Good is the enemy of great. – Baik adalah musuh dari luar biasa.”
~ Jim Collin

Memang sudah seharusnya kita semua tidak berhenti setelah berhasil mencapai prestasi. Jika Anda hanya puas setelah mencapai satu prestasi, tentu Anda tidak dapat lagi menjadi lebih baik 10 kali lipat, 20 kali lipat dan seterusnya. Meningkatkan prestasi kerja di dunia yang terus berkembang pesat sudah pasti memberikan berjuta manfaat yang mungkin belum pernah Anda pikirkan sebelumnya.

Ironisnya, ternyata makin banyak saja orang yang memilih hidup aman, menjalani kehidupan rutin tanpa tantangan sama sekali. Kehidupan mereka tak pernah berubah, karena mereka tak pernah mencoba sesuatu yang baru apalagi meningkatkan standar prestasi. Mereka rela menerima hidup apa adanya dan tak pernah lebih baik dari sebelumnya, karena takut gagal atau membuat kesalahan.

Lebih parah lagi, mereka hanya berpikir bagaimana mencari aman, bukan mencari kesempatan untuk mendapatkan kehidupan lebih baik. Orang yang berprinsip demikian, ‘only security, no opportunity’ – hanya rasa aman, tanpa kesempatan, sebenarnya justru dalam posisi berbahaya. Mereka lambat laun akan terlindas oleh perubahan, dan akan semakin kehilangan kesempatan untuk memiliki kebanggaan, kebahagiaan dan semangat hidup.

“The greater danger of most of us is not that our aim is too high and we miss it, but it is too low and we reach it. – Bahaya besar bukan karena kita mempunyai target tapi tak mampu mencapainya. Akan jauh lebih berbahaya jika kita mempunyai terget yang terlalu rendah dan kita berhasil mencapainya,” demikian pendapat Michelangelo.

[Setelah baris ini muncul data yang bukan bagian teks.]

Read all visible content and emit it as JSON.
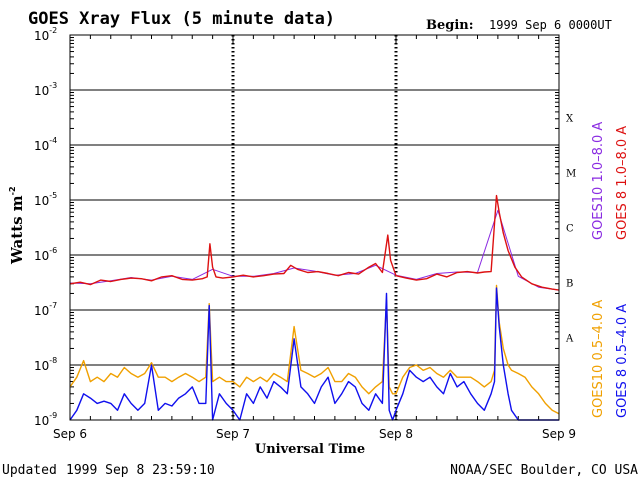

Bila kita melihat tokoh-tokoh sukses dan terpandang di dunia, mereka semua mempunyai target pencapaian baru dalam bisnis maupun peningkatan kualitas personal. Oleh sebab itu mereka mempunyai semangat hidup yang besar dan kesungguhan mewujudkan target baru. Bagi mereka, melakukan tanggung jawab pekerjaan untuk mencapai target yang lebih besar merupakan kesenangan dan akan berubah menjadi kepuasan jika sudah berhasil.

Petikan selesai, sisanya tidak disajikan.